Try systemd-boot, it’s lightweight and well designed.
Anyway, looks like the target parameter is default now, the “esp” in the arch command is supposed to be substituted for the ESP path, for example /efi, so the only difference is bootloader-id. Which looks like that’s the label that show up in your UEFI setup for the boot entry.
Yeah I know everyone likes to hate on systemd, but I like systemd-boot way more than GRUB. It just does its job and stays out of the way, I never have to fart about with it at all.
GRUB is still the standard bootloader in physical deployments because it is the most likely to work and supports most of the features you might want in a bootloader.
UKI based booting is interesting since it seems like it might support even more features. But the last time I tried to test it, there wasn’t a ton of documentation on it and the software still seemed a bit green and inflexible.
For example, my main computer right now has a completely redundant boot process. I have 2 disks which each have an efi system partition. And the root file system is btrfs raid1 across 4 disks. This was very easy to set up and completely supported by grub with no custom configuration needed. The only slightly tricky thing I had to do to install the second efi was to use an extra flag.
The countless issues you can find online about being stuck at the GRUB prompt say otherwise. I've personally recently experienced GRUB on a computer seemingly randomly losing information about where the config file was stored, or at least not automatically loading it. God knows where that was supposed to be stored, running grub-install fixed it in any case.
More likely it's used by the big non-DIY distros because it's less effort to maintain a single bootloader than one for UEFI and one for BIOS boot, because the latter you still need anyway.
That's the understatement of the century. It's basically a decently sized operating system at this point, with seemingly everything tacked on that you can think of such as support for what looks like a grand total of 11 partition table schemes, "The Bee File System", disk driver for classic Macintosh, and a JSON parser.

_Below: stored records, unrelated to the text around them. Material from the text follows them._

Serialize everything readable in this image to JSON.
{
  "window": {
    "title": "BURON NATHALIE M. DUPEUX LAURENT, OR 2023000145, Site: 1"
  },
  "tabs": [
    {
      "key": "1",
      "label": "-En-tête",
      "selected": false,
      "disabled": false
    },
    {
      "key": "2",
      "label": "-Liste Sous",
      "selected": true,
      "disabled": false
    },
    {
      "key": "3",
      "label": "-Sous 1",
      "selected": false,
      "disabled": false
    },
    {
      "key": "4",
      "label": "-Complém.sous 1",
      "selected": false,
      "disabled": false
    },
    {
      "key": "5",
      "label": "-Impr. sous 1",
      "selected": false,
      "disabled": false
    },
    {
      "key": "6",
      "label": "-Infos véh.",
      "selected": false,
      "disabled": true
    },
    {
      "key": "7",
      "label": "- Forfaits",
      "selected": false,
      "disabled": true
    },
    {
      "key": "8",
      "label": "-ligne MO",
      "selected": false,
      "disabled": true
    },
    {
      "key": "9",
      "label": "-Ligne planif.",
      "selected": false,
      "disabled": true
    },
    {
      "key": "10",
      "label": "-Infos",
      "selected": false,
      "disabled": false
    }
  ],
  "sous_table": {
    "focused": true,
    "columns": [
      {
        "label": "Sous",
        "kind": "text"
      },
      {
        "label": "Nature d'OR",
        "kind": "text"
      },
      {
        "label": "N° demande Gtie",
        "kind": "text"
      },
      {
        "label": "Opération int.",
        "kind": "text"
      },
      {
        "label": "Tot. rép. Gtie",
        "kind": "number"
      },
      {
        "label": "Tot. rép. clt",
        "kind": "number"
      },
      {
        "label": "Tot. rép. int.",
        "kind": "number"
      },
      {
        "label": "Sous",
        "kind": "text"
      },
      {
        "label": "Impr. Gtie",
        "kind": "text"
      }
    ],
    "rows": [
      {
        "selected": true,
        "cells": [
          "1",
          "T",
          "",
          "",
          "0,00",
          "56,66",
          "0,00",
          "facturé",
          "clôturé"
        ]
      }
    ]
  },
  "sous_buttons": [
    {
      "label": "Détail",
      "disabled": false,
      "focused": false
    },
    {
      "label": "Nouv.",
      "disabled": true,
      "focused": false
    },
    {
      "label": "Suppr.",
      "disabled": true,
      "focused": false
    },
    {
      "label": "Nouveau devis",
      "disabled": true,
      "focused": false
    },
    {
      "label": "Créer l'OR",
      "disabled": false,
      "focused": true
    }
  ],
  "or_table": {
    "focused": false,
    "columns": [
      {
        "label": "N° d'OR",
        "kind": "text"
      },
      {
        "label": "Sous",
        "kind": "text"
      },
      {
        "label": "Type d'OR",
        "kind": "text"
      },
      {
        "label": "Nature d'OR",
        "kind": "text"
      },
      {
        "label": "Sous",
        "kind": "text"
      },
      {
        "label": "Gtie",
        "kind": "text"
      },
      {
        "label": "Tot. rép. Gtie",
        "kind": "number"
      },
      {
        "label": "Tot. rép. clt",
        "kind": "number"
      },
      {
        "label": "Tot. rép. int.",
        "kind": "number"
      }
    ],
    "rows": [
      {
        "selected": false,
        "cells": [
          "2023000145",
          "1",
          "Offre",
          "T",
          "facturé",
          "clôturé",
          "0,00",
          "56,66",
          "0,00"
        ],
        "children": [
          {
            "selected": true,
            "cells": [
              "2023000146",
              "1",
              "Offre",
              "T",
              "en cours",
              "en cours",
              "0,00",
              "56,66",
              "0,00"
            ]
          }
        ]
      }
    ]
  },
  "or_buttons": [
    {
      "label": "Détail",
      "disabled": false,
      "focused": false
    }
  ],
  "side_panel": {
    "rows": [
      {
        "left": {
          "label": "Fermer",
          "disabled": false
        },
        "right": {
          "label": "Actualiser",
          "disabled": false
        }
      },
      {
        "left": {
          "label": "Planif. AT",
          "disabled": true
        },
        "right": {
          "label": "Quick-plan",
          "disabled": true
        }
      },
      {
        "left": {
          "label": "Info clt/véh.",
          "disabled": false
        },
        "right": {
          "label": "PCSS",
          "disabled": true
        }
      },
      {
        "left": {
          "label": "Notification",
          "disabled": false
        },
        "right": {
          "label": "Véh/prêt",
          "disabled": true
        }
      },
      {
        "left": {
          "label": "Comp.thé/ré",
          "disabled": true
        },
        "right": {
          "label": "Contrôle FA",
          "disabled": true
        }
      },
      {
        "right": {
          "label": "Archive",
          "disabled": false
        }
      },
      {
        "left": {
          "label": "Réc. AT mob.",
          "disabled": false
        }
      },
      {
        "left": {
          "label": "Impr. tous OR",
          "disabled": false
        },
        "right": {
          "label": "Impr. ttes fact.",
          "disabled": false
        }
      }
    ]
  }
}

While some of what it has may have been needed for BIOS boot, the essential functionality is now provided by EFI APIs, and you do not need 337979 lines of C code anymore to implement a suitable bootloader for a contemporary system.
And I probably wouldn't even say anything if it was well written or maintained code. There's clearly something very wrong with it if distributions feel the need to apply hundreds of patches to it, Fedora has 283 right now. I've also had a terrible experience trying to script some of its commands.
This is of course also supported by any other bootloader, since which of the two ESPs to load from is determined by the UEFI, and mounting the rootfs is done by the kernel. You just need to sync the two ESPs. systemd-boot's kernel-install admittedly can't do this out of the box, but you can make it work with hooks.
Which bootloader would you suggest for UEFI system?
Thanks for the reply
They specifically called out a suggestion which was even formatted so you couldn't miss it even if you weren't reading closely.
Systemd-boot is the simplest, it just works.